I have found that people prefer the lie to the truth.
For example, a very simple lie that I have given is that I did not marry Harris, due to the fact that he is a fool. It's true that he is a fool—in fact, I have met horses far more enthralling than him. But the true reason I did not marry him is because Harris is not the one my heart burns for.
Here is another lie. I often tell my father, when I go out into the countryside, that I am going to write. My wonderful father does not inquire further, as he is used to my writing proclivities by now.
The truth is that, sometimes, I go out to meet the young woman with the box.
She's always reading a book, pretending not to see me. To grab her attention ,I tap her shoulder, or call her name (I kissed her on the cheek once, but only as a joke).
She tells me about her adventures on other planets. How she outdrunk a Nimon, and how she and her friend Me got lost in a haunted school and had to fight their way out, and how she once lost her greatest friends.
After one of these talks, I begged her to take me on a trip. The woman resisted, but one time, she relented.
“Tell no one,” she said. I promised.
That night, I saw wonders I have never seen again.

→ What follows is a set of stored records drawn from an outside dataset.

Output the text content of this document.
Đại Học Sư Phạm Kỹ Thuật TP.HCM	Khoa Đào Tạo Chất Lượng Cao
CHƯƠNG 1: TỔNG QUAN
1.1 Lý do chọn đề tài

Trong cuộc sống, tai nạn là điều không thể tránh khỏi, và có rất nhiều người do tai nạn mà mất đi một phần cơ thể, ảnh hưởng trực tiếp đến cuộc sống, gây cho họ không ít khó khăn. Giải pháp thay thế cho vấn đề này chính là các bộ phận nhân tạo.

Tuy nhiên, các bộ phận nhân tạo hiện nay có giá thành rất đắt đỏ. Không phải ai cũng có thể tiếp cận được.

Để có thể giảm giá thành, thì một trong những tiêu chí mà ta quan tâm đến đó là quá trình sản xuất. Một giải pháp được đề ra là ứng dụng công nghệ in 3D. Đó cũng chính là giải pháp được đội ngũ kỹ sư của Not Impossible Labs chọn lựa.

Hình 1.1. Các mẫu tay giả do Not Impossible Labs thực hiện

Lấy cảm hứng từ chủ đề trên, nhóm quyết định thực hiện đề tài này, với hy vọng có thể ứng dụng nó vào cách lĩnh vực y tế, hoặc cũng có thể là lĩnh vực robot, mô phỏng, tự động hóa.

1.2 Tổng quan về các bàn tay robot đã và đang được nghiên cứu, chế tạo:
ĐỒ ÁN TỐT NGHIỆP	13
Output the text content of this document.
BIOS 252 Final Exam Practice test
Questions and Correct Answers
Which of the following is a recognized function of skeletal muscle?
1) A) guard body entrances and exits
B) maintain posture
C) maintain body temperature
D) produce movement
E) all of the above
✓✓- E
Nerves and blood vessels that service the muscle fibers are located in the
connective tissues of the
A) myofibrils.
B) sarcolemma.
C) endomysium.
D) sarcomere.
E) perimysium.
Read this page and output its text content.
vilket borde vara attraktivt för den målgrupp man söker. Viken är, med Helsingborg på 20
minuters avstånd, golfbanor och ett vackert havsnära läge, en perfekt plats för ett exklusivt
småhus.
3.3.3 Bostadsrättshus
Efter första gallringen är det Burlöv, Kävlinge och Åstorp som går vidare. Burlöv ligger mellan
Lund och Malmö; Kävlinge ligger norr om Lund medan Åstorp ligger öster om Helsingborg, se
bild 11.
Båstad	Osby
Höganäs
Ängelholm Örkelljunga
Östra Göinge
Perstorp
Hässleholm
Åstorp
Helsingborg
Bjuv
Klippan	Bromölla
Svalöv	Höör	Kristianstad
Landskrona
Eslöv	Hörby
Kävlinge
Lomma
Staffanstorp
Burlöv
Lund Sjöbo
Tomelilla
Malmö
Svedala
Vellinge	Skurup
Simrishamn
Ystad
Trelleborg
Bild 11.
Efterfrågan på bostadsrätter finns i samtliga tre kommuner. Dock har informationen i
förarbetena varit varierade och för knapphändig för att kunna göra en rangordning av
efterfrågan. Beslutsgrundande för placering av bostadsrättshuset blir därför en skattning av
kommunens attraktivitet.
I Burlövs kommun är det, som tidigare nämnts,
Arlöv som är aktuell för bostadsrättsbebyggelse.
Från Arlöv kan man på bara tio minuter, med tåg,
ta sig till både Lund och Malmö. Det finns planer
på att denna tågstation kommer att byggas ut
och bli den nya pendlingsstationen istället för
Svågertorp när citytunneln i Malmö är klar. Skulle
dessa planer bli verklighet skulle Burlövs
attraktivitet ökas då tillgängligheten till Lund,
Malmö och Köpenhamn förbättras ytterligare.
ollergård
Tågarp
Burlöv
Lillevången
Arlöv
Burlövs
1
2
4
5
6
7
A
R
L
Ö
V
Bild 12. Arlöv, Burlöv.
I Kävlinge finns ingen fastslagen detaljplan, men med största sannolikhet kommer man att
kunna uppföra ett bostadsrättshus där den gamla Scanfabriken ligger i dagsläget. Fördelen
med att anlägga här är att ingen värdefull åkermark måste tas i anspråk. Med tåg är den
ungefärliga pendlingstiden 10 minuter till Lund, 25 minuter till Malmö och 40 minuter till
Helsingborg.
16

For seven days, I told no one. Then, a publisher came to my house. My dreams of writing would be fulfilled, for a price.
“Anything,” I said.
“Tell me about the girl,” he said.
Had I more sense, I would have wondered why he knew about the girl. But I was a silly and stupid, and lusted to be a writer. So I looked into his blood-red eyes, and spilled everything.
The next day, I found the girl. Her large eyes were bursting with tears.
“You lied to me. Now they know where I am. I should have never let you travel with me,” said the girl.
“I'm sorry,” I said, but I could see that the damage was done.
“I'm sorry too. I can't let you remember me. Close your eyes,” the girl said. I obeyed, and felt soft lips on mine.
And now, I must confess that I have been lying. For I cannot remember this girl's name, and there is no record of the man who asked me about the girl. Was this just a fiction? My father thinks so, as he blames my recollections on “too much imagination.”
I am alone among the trees, my dear diary. The wind has begun to pick up, and the witching hour approaches. I desperately await girl, who I fear either does not exist, or does not wish to see me anymore.
In the distance, I think I see the faint outline of a grey box.
Then again, I may be lying to myself, no?